My gaze darted from screen to screen, trying to assemble meaning from the barrage of data. “What am I looking at?”
“I traced the text messages from last night to Richard Montgomery, CEO of Hallstrom Group.” His jaw tightened. “And a frequent patron of The Ferryman.”
“I thought the club’s records were confidential.”
“They are.” A beat. “I built their firewall.”
My head snapped toward him.
“And I’ve erased your file from their system.”
“Um, thank you?”
He didn’t respond. Just opened another set of windows—police blotters, Richard’s mugshot, news articles in three languages.
“He’s been investigated before. Sexual battery. Stalking.” Luka’s voice lowered, something controlled and dangerous beneath it. “Nothing ever sticks. Charges are always dropped. Complaints withdrawn.”
I stared at the screens, at the dozen smiling faces of women who had no idea how they looked, archived like evidence.
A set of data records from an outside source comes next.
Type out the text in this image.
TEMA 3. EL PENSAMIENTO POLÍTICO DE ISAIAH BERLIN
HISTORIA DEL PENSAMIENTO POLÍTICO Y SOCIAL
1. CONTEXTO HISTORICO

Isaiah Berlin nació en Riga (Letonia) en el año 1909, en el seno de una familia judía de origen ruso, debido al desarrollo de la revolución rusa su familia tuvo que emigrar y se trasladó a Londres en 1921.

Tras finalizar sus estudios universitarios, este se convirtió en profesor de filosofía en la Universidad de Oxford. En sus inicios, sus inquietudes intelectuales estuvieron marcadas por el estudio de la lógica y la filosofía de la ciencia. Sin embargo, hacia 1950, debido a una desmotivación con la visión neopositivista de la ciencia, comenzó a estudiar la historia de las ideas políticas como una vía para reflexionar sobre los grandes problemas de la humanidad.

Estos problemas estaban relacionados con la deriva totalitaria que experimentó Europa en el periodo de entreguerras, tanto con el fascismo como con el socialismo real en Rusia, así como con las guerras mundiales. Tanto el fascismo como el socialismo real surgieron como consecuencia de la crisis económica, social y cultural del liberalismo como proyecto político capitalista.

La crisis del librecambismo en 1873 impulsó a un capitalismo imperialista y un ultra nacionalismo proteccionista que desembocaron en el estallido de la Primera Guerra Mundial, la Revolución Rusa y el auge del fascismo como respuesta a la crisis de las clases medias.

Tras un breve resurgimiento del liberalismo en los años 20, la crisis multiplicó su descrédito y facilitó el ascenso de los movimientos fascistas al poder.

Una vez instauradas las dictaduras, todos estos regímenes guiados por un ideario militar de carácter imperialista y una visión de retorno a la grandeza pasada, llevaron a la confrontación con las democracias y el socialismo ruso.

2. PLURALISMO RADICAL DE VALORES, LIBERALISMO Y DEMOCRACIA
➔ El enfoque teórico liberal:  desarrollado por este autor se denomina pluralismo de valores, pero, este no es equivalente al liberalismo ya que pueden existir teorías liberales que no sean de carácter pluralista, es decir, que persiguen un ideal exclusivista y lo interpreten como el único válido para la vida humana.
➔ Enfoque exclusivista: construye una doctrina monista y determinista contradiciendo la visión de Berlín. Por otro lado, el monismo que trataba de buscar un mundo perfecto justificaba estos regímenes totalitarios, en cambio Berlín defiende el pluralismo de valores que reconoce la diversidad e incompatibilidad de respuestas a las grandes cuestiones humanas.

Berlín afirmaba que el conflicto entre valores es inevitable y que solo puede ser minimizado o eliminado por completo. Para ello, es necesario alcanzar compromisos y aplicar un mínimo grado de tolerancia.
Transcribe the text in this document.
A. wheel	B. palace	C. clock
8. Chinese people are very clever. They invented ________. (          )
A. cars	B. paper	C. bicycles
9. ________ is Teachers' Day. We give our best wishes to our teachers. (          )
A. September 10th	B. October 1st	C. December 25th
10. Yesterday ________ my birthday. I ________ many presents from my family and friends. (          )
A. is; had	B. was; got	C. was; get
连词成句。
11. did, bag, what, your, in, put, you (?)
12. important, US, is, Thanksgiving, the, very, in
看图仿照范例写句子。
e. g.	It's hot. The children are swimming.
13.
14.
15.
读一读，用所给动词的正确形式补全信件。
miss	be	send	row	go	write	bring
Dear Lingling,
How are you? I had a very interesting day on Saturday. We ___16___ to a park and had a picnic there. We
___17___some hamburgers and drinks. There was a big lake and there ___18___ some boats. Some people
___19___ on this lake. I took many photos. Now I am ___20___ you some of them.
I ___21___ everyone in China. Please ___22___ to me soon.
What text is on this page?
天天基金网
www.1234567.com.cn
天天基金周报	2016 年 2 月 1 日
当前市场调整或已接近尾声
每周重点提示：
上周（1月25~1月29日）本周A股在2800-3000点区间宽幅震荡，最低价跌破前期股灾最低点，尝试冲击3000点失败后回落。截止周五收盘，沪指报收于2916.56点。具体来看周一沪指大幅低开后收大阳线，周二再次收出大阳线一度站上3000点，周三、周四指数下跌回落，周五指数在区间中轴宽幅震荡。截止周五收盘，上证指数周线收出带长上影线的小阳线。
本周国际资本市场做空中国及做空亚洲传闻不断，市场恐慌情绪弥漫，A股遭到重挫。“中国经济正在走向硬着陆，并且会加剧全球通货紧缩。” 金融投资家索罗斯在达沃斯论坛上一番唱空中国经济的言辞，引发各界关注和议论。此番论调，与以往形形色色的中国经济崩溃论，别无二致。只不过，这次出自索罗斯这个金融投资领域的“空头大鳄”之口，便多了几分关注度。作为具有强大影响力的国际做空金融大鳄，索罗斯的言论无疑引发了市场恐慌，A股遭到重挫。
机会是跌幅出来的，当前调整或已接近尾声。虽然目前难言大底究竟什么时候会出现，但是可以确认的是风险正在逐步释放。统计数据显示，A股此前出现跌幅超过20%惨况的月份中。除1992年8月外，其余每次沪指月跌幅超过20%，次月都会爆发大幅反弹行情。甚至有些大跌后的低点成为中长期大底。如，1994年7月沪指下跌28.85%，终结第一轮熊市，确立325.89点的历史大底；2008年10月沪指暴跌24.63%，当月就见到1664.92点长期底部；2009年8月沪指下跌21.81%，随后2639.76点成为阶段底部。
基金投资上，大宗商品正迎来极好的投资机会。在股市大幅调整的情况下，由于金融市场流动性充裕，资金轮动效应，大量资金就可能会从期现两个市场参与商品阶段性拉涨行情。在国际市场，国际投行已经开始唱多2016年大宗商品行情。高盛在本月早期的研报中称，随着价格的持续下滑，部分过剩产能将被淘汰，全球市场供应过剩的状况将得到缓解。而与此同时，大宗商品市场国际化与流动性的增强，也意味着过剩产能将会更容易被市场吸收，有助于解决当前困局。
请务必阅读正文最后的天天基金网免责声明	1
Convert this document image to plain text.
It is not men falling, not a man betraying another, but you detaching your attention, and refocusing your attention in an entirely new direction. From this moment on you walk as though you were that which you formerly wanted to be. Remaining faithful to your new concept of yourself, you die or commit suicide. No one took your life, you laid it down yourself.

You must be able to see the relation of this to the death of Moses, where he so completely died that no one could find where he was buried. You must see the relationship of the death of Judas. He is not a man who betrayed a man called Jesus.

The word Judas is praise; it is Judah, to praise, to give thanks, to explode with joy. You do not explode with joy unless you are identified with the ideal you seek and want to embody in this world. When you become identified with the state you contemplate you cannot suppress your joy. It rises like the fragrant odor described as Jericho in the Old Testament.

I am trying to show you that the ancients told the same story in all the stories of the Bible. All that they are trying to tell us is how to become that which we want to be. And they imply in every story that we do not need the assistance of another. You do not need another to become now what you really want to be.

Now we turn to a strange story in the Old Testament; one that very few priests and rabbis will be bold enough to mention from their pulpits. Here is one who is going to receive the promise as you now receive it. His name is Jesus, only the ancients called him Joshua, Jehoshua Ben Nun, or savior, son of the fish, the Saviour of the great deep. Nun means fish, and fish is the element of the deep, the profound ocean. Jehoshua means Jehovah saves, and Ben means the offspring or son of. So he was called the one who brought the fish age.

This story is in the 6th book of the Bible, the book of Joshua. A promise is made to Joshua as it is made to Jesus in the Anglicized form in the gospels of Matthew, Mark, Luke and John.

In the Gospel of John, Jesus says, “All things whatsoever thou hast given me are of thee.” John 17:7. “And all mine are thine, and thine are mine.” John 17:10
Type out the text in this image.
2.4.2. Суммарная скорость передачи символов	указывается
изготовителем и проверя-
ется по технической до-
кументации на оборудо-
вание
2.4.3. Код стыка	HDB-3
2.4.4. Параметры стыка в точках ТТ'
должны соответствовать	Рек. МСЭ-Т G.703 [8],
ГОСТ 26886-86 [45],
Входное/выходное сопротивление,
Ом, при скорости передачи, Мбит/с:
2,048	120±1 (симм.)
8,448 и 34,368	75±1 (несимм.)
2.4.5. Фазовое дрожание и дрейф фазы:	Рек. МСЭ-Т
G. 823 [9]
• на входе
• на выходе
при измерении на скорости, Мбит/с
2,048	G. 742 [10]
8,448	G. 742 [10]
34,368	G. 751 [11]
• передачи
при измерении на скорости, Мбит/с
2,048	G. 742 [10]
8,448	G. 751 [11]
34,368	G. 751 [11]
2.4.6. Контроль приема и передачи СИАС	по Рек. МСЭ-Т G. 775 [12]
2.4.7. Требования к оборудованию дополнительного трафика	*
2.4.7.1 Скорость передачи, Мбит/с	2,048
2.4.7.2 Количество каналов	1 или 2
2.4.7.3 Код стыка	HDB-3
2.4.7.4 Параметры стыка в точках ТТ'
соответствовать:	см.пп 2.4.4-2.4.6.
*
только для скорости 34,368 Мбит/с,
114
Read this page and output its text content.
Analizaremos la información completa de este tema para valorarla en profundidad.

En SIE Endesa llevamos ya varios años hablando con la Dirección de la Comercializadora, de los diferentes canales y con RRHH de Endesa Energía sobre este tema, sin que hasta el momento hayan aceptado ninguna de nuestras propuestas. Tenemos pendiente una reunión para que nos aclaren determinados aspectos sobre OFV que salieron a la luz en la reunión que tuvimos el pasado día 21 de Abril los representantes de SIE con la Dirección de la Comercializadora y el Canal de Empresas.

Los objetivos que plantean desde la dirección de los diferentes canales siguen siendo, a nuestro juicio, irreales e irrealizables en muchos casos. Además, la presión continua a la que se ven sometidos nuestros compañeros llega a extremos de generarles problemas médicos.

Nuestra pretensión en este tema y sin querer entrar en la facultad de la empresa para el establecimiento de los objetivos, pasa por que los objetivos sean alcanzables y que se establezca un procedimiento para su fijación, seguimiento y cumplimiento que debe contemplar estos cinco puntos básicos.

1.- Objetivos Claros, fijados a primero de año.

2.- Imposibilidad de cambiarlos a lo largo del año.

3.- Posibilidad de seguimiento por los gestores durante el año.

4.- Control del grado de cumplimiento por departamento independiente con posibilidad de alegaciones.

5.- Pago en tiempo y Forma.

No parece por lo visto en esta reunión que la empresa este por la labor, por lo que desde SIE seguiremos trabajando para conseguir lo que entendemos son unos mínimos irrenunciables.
“You weren’t the first.” Luka rested his hand on my shoulder blade, warm and grounding. “But if you want him stopped, I can do that.”
Dread slithered along my spine, cold and reptilian. I didn’t want to imagine what “stop” meant to Luka. I didn’t want to know what he was capable of, even if it was justified. Or what it would make me complicit in.
“You’re not…going to hurt him.” I tried to make it a statement, but it tipped up at the end, leaving it swinging and fragile.
He glanced at me, pale blue eyes catching the monitor glow. “For you, mila, I would.”
I flinched. “No. You can’t.”
“I can.” The certainty in his words dropped the temperature of the room.
“I don’t want to be the reason something bad happens to someone. Even if he’s…” I gestured helplessly at the array of women on the screen—frozen smiles, lives suspended at the wrong moment.
“A predator.” Luka exhaled sharply, a hiss between his teeth.
“Please.” I swallowed. “Don’t make me someone who wants that.”
“I am not an assassin, Alex. Besides…” He tipped his chin toward the monitor, where Richard’s lineup photo rendered him smaller than his reputation. “Death would be a kindness to a man like him.”
My mouth went dry. “So, what then?”
He folded his arms across his chest and cocked his head. “I imagine his life would become…complicated if this information were made public.”